Untuk konteks Indonesia, relevansi kunjungan Paus Fransiskus bisa menjadi pengingat pada iman setiap penduduk Indonesia, terlepas baju agama apa yang dikenakan. Dalam mana, iman itu mesti mengakar dan bukan superfisial.
Ketuhanan yang Maha Esa menjadi sila yang cukup mendalam tentang identitas kita sebagai orang Indonesia. Konsekuensi logisnya jelas. Kita berkeyakinan kepada Yang Ilahi. Keyakinan itu sekiranya terpancar lewat cara hidup kita.
Ironisnya, ketika ungkapan iman berbanding terbalik dengan cara hidup berbangsa dan bernegara.

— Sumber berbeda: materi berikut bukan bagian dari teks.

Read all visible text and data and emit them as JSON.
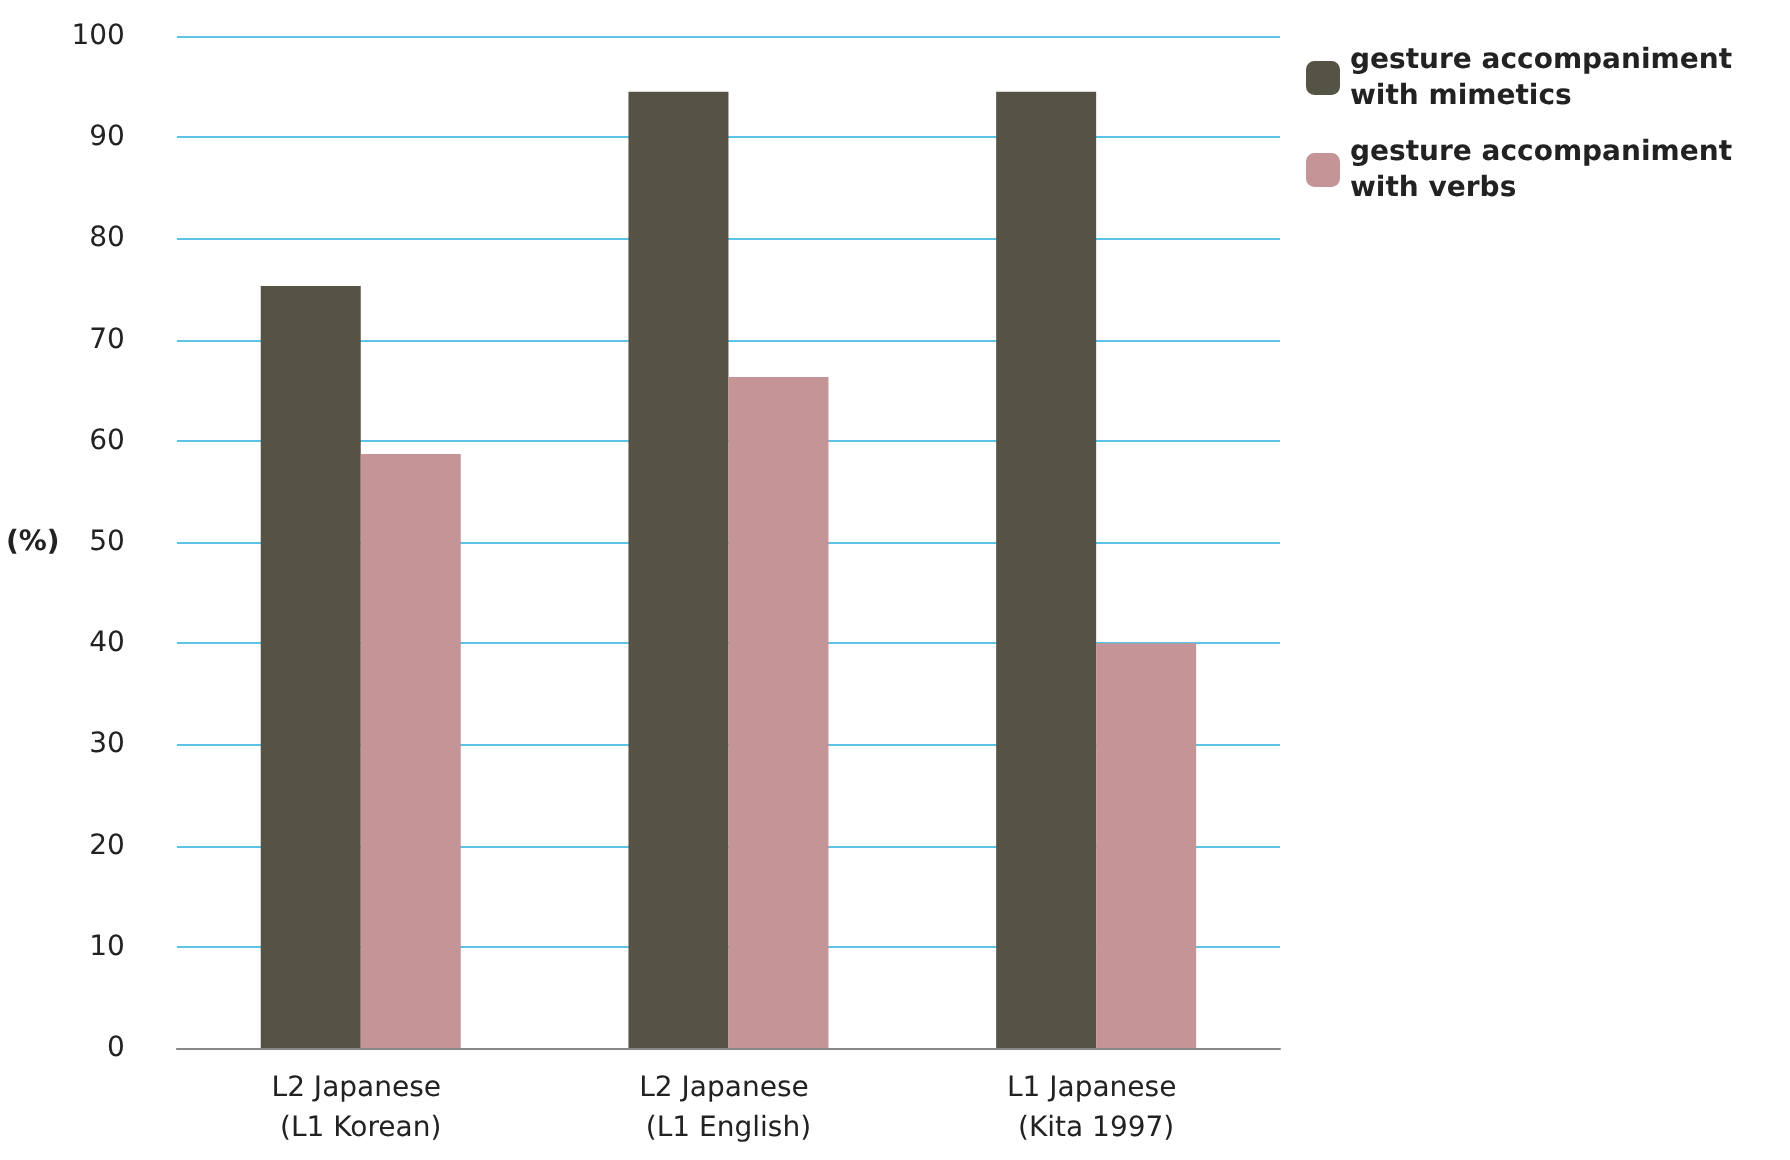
{
  "chart_data": {
    "type": "bar",
    "ylabel": "(%)",
    "categories": [
      "L2 Japanese (L1 Korean)",
      "L2 Japanese (L1 English)",
      "L1 Japanese (Kita 1997)"
    ],
    "series": [
      {
        "name": "gesture accompaniment with mimetics",
        "color": "#555344",
        "values": [
          75.3,
          94.5,
          94.5
        ]
      },
      {
        "name": "gesture accompaniment with verbs",
        "color": "#c49496",
        "values": [
          58.7,
          66.3,
          40.0
        ]
      }
    ],
    "ylim": [
      0,
      100
    ],
    "yticks": [
      0,
      10,
      20,
      30,
      40,
      50,
      60,
      70,
      80,
      90,
      100
    ],
    "grid": "y",
    "legend": "top right"
  }
}
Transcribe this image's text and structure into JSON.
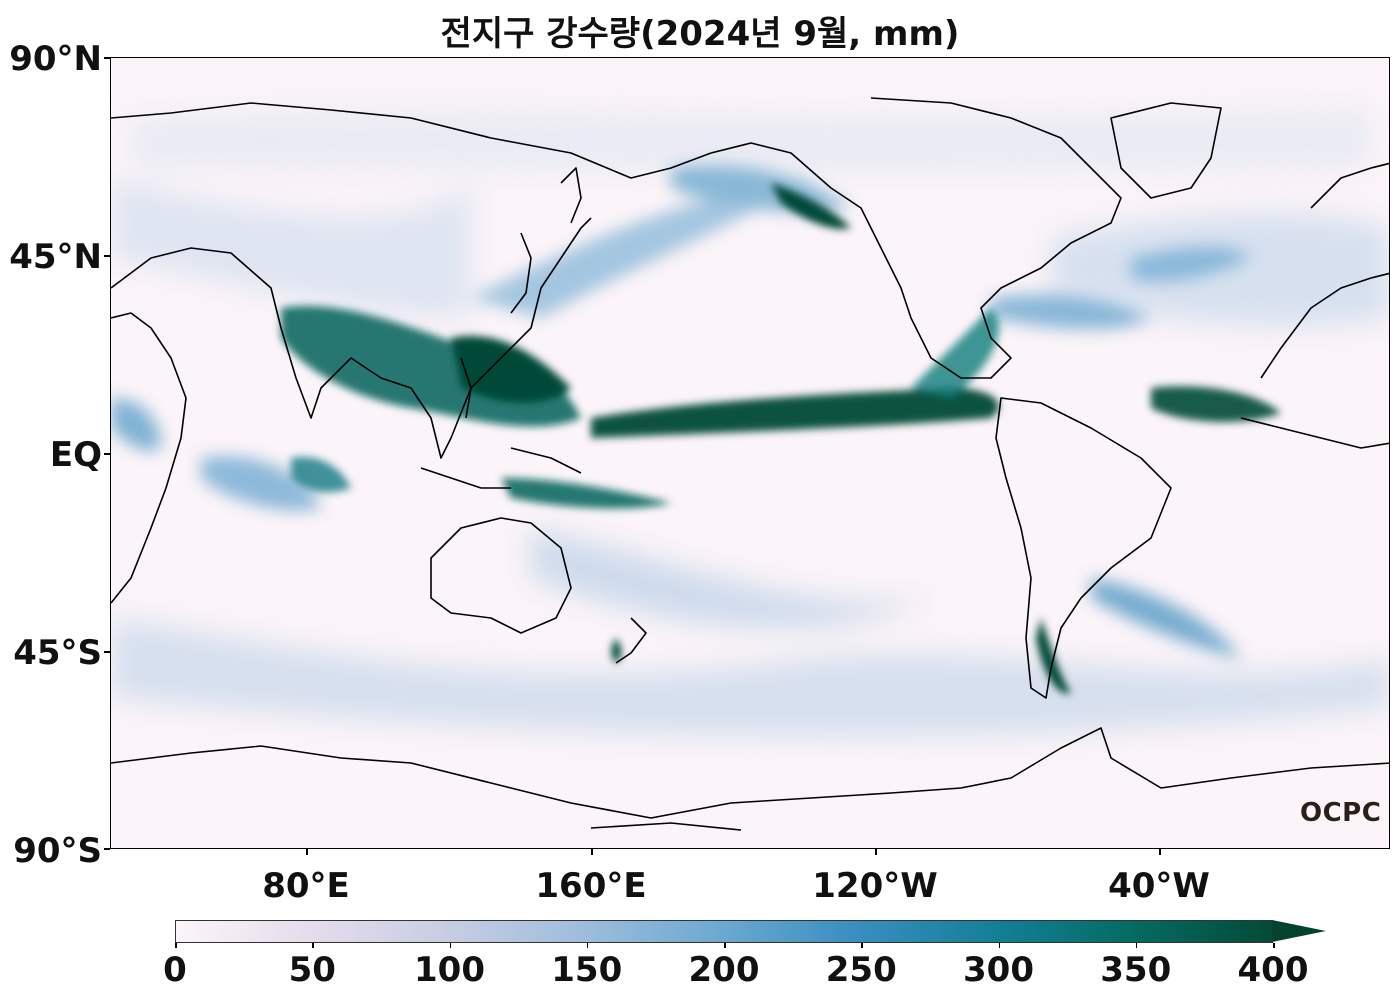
{
  "title": "전지구 강수량(2024년 9월, mm)",
  "map": {
    "projection": "plate-carree",
    "central_longitude": "160°E",
    "lat_labels": [
      "90°N",
      "45°N",
      "EQ",
      "45°S",
      "90°S"
    ],
    "lon_labels": [
      "80°E",
      "160°E",
      "120°W",
      "40°W"
    ],
    "palette": "PuBuGn",
    "colors": {
      "low": "#fcf5fa",
      "mid": "#3a8ec0",
      "high": "#034a37",
      "coastline": "#000000"
    }
  },
  "watermark": "OCPC",
  "colorbar": {
    "ticks": [
      "0",
      "50",
      "100",
      "150",
      "200",
      "250",
      "300",
      "350",
      "400"
    ],
    "min": 0,
    "max": 400,
    "extend": "max",
    "unit": "mm"
  }
}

Misalnya, ketimpangan sosial akibat kerakusan segelintir kelompok, korupsi dan nepotisme yang seperti tak ada ujungnya, pengrusakan lingkungan demi menggolkan kepentingan bisnis semata hingga relasi antara sesama manusia yang tak adil menjadi wajah terbalik dari ekspresi iman.